I too am curious to find out the differences. Worth mentioning is also that after several attempts with Combine's Future (before attempting this with OpenCombine) I tried to create a specialized Publisher for persistance operations, with the idea of the dataTaskPublisher in mind. Here's the code:

import Combine
import CoreData

typealias PersistanceResult<Output, Error: Swift.Error> = Result<Output, Error>

final class PersistancePublisher<Output, ErrorType: Error>: Publisher {
    // MARK: - Properties

typealias Output = Output
typealias Failure = ErrorType

private let peristanceContainer: NSPersistentContainer
private let closure: (NSManagedObjectContext) -> PersistanceResult<Output, ErrorType>

// MARK: - Init

init(persistentContainer: NSPersistentContainer, closure: @escaping ((NSManagedObjectContext) -> PersistanceResult<Output, ErrorType>)) {
    self.peristanceContainer = persistentContainer
    self.closure = closure
}

// MARK: - Publisher

func receive<S>(subscriber: S) where S : Subscriber, S.Failure == Failure, Output == S.Input {
    peristanceContainer.performBackgroundTask { ctx in
        let result = self.closure(ctx)
        switch result {
        case .success(let results):
            let _ = subscriber.receive(results)
            subscriber.receive(completion: .finished)
        case .failure(let error):
            subscriber.receive(completion: .failure(error))
        }
    }
}
extension NSPersistentContainer {
    func persistanceTaskPublisher<R>(closure: @escaping ((NSManagedObjectContext) -> Result<R, Error>)) -> AnyPublisher<R, Error> {
        PersistancePublisher(persistentContainer: self, closure: closure)
            .eraseToAnyPublisher()
    }

}

Now my implementation is even more naive (and btw please point of if I missed something or there's some mistake) but it does not leak curiously and it does the job very well.

1 Like

Looks like good digging, but I'm afraid I don't have any insight into how either of the two work myself. All my work has been empirically testing Apple's combine as a "black box" and documenting the results, inferring what it's doing from there.

That doesn't preclude there being a leak or bug, but I neither could I assert there isn't one. I apologize, I don't have insight that might help here.

1 Like

Your use of [weak self] is of no benefit. Future executes its closure immediately and synchronously (before Future.init returns), so that weak self reference is guaranteed to be non-nil when the closure runs and converts it back to a strong reference. Then when you call self.findAll in the inner (background task) closure, it's still a strong reference.

2 Likes

I'm experiencing dozens of the same Future<,>.Conduit leaks all over my app. According to Xcode's memory debugger nothing is actually referencing them, and I haven't been able to find anything else being leaked or referenced by them, so I've been guessing it must be a Combine bug and just accepted it for now.

@Onne Have you ever thought to issue a bug to Apple about this?

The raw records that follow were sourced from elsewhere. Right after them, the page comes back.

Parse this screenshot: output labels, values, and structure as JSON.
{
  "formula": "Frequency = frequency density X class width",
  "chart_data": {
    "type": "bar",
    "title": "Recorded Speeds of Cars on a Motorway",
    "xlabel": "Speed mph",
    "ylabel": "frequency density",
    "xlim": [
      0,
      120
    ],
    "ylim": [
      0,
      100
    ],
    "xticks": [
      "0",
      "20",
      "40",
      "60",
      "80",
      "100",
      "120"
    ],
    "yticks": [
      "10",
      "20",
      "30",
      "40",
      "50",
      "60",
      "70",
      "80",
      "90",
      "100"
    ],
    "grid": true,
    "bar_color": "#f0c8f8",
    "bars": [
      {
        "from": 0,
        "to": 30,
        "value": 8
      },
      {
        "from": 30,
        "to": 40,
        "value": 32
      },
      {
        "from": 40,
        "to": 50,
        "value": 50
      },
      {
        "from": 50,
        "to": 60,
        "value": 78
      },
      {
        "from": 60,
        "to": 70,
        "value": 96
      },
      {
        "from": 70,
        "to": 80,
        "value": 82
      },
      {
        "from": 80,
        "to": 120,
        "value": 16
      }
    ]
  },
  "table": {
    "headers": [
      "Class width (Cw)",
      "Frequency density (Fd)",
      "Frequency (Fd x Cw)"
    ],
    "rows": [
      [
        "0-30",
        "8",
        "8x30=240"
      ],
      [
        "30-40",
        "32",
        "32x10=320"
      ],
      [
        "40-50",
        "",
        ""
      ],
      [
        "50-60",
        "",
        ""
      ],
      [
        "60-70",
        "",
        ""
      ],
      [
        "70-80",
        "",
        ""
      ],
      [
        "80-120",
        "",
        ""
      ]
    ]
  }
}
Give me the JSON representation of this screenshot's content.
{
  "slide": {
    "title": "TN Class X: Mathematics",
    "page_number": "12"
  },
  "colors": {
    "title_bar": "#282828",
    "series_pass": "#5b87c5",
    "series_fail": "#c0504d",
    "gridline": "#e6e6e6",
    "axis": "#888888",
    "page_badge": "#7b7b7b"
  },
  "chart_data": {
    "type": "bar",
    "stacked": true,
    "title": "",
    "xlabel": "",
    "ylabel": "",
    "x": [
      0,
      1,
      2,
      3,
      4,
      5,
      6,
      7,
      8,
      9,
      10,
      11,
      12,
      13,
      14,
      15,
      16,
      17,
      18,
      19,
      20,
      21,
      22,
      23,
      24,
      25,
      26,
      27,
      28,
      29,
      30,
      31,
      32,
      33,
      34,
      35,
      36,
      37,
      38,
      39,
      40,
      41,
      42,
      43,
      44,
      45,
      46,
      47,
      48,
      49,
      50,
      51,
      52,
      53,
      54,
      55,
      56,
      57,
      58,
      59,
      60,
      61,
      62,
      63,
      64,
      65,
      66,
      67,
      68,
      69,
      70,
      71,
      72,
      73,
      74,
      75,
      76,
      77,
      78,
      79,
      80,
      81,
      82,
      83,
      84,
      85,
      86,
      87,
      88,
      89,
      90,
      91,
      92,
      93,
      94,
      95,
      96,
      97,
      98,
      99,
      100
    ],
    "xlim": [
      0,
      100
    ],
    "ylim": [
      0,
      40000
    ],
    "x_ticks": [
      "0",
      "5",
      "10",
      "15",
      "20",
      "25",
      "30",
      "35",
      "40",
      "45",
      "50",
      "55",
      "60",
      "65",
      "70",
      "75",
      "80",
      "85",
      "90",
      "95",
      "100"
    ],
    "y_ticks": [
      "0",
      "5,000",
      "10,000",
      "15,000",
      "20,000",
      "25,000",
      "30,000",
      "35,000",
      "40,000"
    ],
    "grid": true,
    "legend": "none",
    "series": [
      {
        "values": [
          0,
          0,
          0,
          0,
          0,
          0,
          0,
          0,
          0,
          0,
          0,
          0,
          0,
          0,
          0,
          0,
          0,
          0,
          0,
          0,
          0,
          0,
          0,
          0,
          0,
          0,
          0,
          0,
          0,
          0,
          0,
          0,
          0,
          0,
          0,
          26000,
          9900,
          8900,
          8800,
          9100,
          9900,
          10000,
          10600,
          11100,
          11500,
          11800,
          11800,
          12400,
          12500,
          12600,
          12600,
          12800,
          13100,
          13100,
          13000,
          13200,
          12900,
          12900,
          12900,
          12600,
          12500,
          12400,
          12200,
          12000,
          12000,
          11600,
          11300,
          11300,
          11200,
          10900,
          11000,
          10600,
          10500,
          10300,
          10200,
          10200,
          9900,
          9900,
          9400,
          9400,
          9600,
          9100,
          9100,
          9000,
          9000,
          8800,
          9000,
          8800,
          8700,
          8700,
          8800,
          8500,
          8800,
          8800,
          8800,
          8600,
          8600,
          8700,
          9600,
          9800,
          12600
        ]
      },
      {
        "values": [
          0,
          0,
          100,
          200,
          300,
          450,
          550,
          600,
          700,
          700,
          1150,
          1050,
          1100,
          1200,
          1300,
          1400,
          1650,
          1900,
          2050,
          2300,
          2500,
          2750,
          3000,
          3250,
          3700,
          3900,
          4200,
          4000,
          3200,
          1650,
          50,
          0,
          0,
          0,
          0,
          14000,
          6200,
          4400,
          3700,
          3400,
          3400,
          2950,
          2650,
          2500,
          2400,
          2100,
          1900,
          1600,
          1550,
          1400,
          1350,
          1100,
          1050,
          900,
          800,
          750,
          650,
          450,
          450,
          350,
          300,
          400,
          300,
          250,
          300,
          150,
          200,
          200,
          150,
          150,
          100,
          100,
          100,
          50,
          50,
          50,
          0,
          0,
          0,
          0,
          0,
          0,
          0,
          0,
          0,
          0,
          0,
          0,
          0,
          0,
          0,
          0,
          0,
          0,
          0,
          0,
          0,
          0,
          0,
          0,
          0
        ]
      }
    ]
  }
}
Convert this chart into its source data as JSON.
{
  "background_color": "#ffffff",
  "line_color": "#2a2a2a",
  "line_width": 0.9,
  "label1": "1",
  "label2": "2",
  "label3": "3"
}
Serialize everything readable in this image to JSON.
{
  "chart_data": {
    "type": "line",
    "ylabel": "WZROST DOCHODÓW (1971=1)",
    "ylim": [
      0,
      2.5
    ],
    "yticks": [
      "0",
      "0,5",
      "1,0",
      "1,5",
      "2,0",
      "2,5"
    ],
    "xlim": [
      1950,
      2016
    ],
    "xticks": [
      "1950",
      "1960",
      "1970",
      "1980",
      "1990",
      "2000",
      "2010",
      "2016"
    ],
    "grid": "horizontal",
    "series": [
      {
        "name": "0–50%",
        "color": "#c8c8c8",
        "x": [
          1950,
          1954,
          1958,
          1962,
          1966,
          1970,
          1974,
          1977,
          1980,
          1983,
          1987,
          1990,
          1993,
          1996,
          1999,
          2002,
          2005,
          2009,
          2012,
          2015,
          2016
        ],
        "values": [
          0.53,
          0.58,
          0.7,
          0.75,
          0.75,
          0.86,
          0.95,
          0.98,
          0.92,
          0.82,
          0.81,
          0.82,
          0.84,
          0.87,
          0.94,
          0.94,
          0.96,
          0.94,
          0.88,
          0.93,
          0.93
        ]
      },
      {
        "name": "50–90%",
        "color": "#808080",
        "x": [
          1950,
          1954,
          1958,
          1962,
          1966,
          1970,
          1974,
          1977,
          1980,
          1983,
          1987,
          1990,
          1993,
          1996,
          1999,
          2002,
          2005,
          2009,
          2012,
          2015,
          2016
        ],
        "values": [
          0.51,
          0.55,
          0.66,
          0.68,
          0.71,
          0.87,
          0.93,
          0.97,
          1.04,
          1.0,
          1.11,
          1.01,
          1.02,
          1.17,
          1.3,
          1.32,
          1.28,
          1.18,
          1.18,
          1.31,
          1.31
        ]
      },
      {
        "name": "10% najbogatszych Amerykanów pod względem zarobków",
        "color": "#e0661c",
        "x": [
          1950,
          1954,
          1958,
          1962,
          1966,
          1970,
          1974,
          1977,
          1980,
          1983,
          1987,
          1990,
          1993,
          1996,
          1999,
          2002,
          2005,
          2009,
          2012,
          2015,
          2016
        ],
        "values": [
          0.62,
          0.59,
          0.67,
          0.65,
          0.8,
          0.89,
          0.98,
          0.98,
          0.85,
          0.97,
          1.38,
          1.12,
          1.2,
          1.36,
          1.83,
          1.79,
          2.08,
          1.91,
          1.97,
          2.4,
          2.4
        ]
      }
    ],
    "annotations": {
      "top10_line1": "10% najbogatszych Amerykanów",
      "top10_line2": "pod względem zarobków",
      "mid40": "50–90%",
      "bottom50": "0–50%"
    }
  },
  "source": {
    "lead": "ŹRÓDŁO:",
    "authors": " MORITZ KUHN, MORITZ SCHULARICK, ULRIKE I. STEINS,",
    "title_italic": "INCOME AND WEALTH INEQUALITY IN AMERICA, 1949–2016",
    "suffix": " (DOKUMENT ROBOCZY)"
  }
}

I’ve had only bad experiences filing radars so I’ve pretty much given up on it, sorry for being bitter. I was actually kind of expecting it to be fixed soon because it seems very easy to produce, pretty much any normal use of Future will cause it it seems (but maybe I’m wrong and I’m doing something weird). Also it just hasn’t been a huge priority for me, the memory leak is pretty small.

2 Likes

Yeah, totally understand it. If this is indeed a problem which persists with every normal use case of Future (as you're saying) I am looking forward to it being fixed.